US-based food-tech company Motif FoodWorks has released its first consumer-facing product with Motif BeefWorks plant-based burger patties.
Founded in 2019, the Boston-based company typically sells its own patented meat-alternative ingredients to plant-based meat brands and manufacturers.
The Motif BeefWorks patties will retail at $12 for a four-pack and be on sale direct to consumers through the company’s website.
In a statement, Motif FoodWorks claimed the product would “showcase the power of its ingredients directly to consumers”.
Mike Leonard, Motif FoodWorks’ CEO, added: “When we sample our products at tradeshows and events, the number one question we are asked is ‘Where can I buy your product?’ That’s why we are excited to offer people a way to try our products at home and taste the delicious experience created by Motif’s ingredients.”
Leonard, previously of PepsiCo and Kraft Heinz, was moved from the role of chief technology officer to CEO in August 2022, with former CEO Jonathan McIntyre moving to an advisory role. During McIntyre’s tenure, the company raised funding totalling $345m.
US demand for plant-based meat products has eased in recent quarters.
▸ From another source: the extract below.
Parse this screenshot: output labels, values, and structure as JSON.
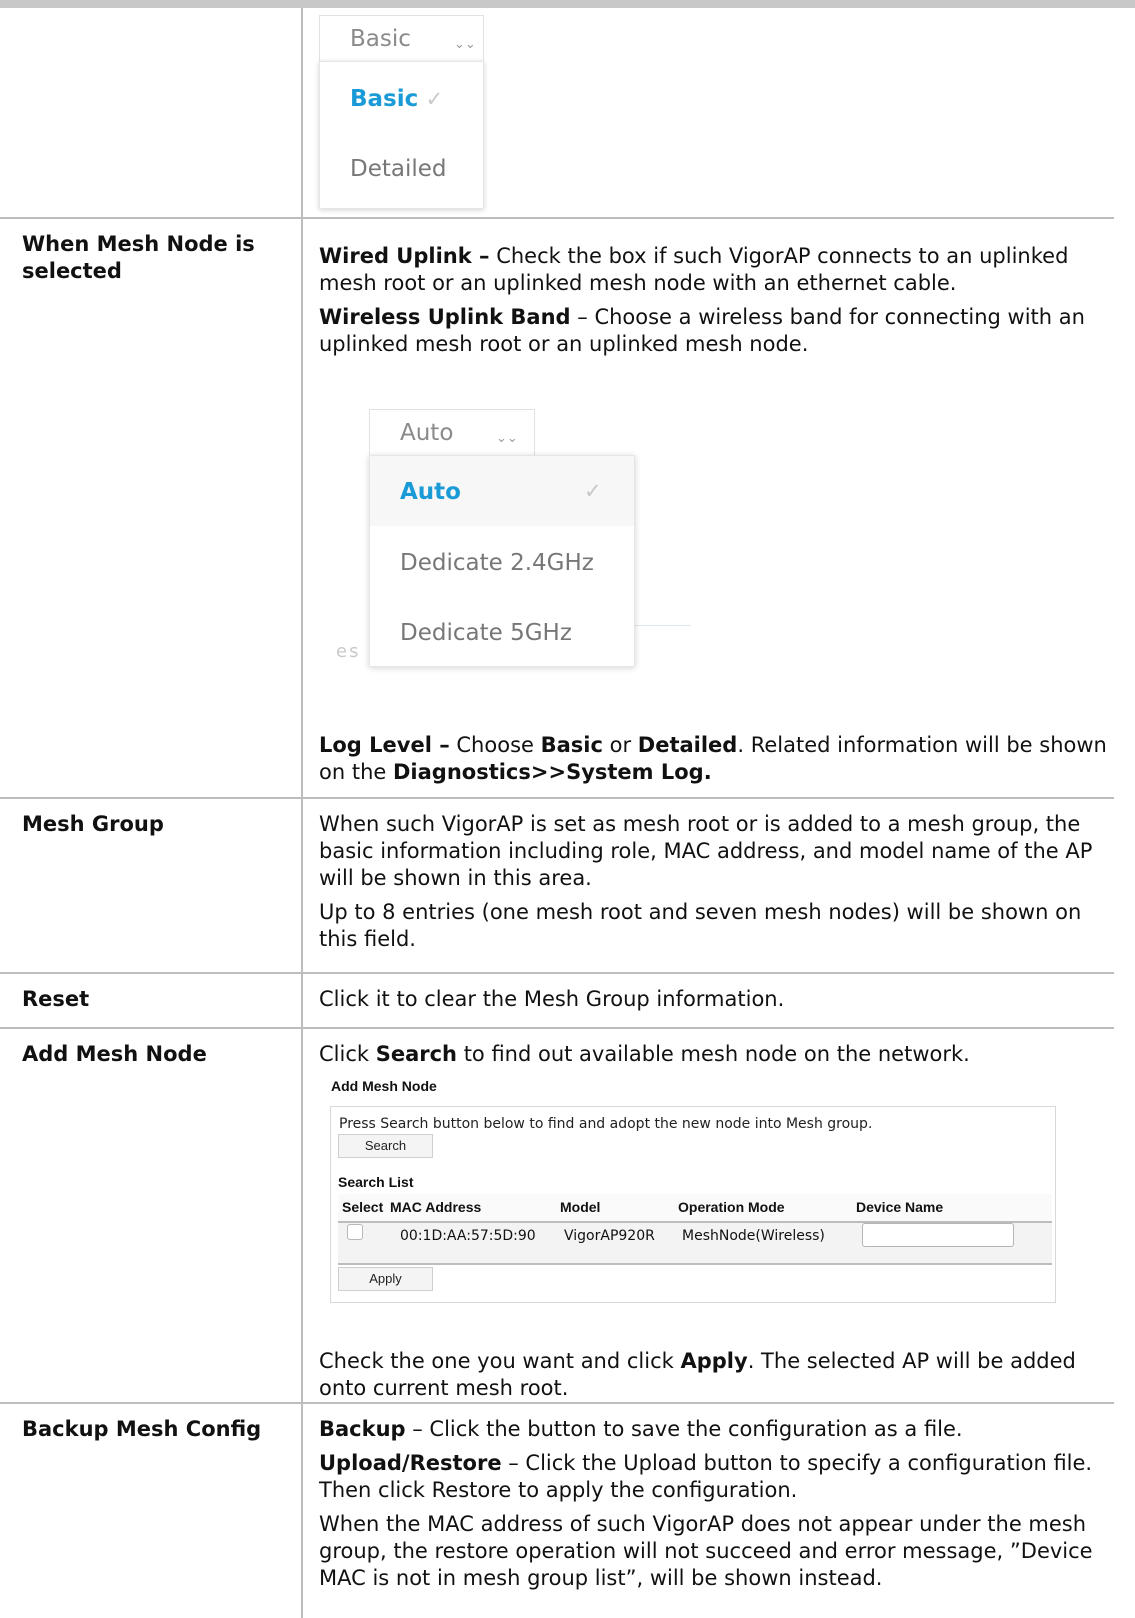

Signs of slowing demand have prompted some manufacturers to review their position in the sector and others to downgrade their expectations or cut jobs.
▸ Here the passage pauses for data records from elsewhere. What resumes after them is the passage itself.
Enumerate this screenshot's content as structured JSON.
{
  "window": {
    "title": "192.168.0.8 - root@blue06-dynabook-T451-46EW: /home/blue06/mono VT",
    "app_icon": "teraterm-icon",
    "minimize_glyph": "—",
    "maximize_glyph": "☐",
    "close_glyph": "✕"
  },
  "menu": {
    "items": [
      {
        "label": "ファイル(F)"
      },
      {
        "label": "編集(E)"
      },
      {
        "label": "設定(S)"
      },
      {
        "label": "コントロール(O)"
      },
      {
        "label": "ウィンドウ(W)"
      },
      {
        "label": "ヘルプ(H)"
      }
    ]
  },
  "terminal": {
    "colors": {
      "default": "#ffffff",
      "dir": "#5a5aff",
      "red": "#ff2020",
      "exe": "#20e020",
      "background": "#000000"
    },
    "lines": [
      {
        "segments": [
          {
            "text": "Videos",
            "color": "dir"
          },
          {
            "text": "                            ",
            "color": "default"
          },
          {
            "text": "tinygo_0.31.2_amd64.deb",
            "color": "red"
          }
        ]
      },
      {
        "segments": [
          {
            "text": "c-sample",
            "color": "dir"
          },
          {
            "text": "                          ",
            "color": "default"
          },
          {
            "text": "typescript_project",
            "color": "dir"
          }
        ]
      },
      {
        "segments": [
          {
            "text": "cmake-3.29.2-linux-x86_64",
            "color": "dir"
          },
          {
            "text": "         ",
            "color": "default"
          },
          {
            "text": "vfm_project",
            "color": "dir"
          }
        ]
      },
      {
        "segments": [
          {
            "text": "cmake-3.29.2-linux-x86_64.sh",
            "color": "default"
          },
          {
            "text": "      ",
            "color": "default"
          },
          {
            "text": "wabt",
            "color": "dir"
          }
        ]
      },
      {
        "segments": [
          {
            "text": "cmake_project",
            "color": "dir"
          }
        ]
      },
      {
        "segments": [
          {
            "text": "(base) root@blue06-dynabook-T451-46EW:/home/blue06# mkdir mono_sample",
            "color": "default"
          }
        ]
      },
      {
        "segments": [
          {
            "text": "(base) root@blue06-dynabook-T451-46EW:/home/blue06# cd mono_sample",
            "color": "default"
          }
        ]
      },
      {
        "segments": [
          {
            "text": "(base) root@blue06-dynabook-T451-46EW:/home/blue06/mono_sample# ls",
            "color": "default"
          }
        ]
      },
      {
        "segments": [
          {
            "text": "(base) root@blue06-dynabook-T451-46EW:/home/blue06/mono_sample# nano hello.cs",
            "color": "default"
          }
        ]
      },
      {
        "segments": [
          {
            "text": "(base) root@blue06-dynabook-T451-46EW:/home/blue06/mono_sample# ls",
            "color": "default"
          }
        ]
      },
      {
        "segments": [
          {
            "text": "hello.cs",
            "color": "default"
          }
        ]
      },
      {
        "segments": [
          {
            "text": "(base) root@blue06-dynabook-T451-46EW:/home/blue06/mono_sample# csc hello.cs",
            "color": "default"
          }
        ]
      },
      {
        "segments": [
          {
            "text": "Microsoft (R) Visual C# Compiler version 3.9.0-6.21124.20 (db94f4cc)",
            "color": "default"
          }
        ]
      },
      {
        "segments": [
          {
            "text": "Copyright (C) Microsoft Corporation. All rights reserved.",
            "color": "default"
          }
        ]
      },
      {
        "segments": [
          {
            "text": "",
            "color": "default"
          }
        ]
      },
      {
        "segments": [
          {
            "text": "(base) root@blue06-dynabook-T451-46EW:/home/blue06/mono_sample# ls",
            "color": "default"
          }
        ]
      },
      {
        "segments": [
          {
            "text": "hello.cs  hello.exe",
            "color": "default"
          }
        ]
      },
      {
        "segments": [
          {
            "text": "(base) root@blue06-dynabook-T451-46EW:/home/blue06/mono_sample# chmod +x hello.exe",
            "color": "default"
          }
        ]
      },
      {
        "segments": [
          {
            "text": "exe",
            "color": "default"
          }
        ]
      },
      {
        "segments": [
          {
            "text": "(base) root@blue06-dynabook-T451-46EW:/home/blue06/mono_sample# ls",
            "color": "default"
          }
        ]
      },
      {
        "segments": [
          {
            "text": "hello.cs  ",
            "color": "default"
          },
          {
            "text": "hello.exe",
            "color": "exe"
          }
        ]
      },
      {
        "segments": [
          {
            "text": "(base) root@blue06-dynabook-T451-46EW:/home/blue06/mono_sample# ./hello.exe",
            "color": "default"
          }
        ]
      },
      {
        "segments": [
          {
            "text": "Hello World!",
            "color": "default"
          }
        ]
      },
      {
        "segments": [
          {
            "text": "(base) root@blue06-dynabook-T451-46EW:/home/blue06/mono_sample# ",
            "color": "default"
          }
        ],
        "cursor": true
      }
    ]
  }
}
Speaking to Just Food earlier this year, John Baumgartner, US-based managing director for equity research, at Japanese investment bank Mizuho Securities, argued the US plant-based meat sectcor is a new food category that requires educating potential consumers, the key market, the flexitarians and meat eaters looking to reduce their meat consumption.
Investors, Baumgartner insisted, should be patient, stressing the difficulty of developing products similar in consistency and versatility to various meats, while using less salt and different proteins, such as jackfruit and mung beans.
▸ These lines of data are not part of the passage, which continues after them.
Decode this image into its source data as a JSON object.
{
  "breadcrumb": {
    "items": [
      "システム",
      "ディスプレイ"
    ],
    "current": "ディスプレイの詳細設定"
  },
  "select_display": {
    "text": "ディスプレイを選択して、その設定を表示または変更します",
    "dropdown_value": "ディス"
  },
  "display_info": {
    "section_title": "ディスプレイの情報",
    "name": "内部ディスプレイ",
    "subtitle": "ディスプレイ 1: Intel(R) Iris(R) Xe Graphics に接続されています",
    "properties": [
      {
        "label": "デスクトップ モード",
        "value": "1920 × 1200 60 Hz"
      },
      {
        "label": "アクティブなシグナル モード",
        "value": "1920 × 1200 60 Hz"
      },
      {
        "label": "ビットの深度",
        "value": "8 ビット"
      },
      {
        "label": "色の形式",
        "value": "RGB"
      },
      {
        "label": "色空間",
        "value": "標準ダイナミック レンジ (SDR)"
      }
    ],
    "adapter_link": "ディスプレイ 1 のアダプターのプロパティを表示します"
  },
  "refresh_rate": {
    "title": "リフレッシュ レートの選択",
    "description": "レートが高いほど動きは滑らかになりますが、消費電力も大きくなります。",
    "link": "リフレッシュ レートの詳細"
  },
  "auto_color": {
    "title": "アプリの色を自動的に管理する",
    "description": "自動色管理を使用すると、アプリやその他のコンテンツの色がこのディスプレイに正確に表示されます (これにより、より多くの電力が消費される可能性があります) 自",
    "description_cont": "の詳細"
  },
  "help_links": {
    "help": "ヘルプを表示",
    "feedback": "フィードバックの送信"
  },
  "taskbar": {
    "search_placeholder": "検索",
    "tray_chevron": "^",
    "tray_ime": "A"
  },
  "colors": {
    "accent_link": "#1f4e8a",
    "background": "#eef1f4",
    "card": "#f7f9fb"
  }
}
Adventurous consumers who tried plant-based meat and “were not thrilled” by it could be lured back by a “whole new cycle of buzz” associated with a fresh line.
Given these challenges, Baumgartner believes this industry could take 20 years to reach its full potential. “Our view is that this is really going to be a 20-year sort of generational opportunity to grow this category, where more R&D is put behind these products and proteins and more is learned.”